On the Trail of the Eastern Diamond-backed Rattlesnake


Eastern Diamond-backed Rattlesnake - Pete Oxford

We were driving an ATV along sandy roads in Coastal Georgia searching for Eastern Diamond-backed Rattlesnakes, the world’s largest rattlesnake.  Turning a corner, we saw a large marsh rabbit in the middle of the trail but, unlike all the others, it did not run.  We stopped the vehicle and slowly crept closer on foot.  Finally, within a few feet, we noticed that its eyes were blood shot and the fur on its shoulder was matted and wet.  We wondered if it had been bitten by a rattlesnake, and thus we searched the shrubs in the area for a snake.  We eventually gave up and resumed driving the trails.  Over an hour later, we returned and found the rabbit hopping slowly towards us on the trail.  About 15 feet behind the rabbit, a 5-foot Diamondback Rattlesnake followed its trail, tongue flicking as it gained ground on its prey.  We quickly turned and left the area so as not to disturb the snake’s meal.  When we returned the next day, there was no sign of either the rabbit or the snake, but we knew that the rabbit had died and served as an important meal for the Diamondback.  Standing there thinking about how lucky we were to experience such an event, it reminded me of how important wild places are for preserving rare and endangered reptiles, such as the iconic Eastern Diamond-backed Rattlesnake.
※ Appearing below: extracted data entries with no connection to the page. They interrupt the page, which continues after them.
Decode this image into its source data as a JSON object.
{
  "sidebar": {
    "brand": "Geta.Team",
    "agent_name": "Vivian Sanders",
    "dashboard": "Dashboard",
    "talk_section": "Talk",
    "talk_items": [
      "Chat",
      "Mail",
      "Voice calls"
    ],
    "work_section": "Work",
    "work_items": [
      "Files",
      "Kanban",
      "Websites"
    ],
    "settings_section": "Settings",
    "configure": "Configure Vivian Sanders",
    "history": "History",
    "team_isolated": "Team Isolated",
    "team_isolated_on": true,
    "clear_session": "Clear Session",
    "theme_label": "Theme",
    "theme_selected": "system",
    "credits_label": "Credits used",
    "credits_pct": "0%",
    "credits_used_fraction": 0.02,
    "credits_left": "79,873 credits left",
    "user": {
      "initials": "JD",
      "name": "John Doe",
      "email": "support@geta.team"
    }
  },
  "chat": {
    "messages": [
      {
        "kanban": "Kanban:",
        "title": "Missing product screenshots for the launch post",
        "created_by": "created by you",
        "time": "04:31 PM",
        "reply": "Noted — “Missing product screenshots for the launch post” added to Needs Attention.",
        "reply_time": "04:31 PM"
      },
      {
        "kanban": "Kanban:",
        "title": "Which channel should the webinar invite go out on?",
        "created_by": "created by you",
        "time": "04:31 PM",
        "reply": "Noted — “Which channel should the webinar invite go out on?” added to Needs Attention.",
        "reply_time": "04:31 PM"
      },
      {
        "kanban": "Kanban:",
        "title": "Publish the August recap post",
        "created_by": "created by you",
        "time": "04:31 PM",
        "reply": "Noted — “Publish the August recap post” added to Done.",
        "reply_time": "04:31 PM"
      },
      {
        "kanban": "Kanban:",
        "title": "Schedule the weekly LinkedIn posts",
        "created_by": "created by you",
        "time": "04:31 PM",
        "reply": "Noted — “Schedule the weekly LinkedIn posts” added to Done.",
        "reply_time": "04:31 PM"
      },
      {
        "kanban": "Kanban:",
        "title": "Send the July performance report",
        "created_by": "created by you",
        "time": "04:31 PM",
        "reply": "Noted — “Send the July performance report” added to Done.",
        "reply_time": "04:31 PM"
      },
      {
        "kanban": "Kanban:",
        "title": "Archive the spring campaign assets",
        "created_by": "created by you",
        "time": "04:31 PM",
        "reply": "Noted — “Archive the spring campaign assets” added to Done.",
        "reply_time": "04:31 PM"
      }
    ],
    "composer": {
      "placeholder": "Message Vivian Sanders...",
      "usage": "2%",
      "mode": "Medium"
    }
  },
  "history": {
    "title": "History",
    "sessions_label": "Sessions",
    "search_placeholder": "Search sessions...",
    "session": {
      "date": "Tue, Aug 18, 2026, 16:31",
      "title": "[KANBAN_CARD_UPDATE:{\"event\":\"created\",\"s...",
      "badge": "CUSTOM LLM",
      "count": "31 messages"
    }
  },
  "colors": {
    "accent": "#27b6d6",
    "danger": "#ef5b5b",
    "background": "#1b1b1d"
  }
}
Coastal Georgia is one of the few remaining regions where Eastern Diamond-backed Rattlesnake populations remain strong.  It is time that we start thinking about the Eastern Diamond-backed Rattlesnake as a species that we need to conserve.  It is difficult for most people to get past their fears, but if we do not begin acting more proactively, Eastern Diamond-backed Rattlesnake populations will continue to decline towards extinction.  Diamond-backed populations have declined significantly across their range and in many areas they are becoming difficult to find.  We all need to change how we view the Eastern Diamond-backed Rattlesnake; instead of fearing them, we need to respect them and admire them as a symbol of wild places in Southeastern North America.  Having the opportunity to experience one in the wild is a rare and special event.  Join us in helping to protect America’s Greatest Viper or they will continue to decline, even in strongholds such as Coastal Georgia.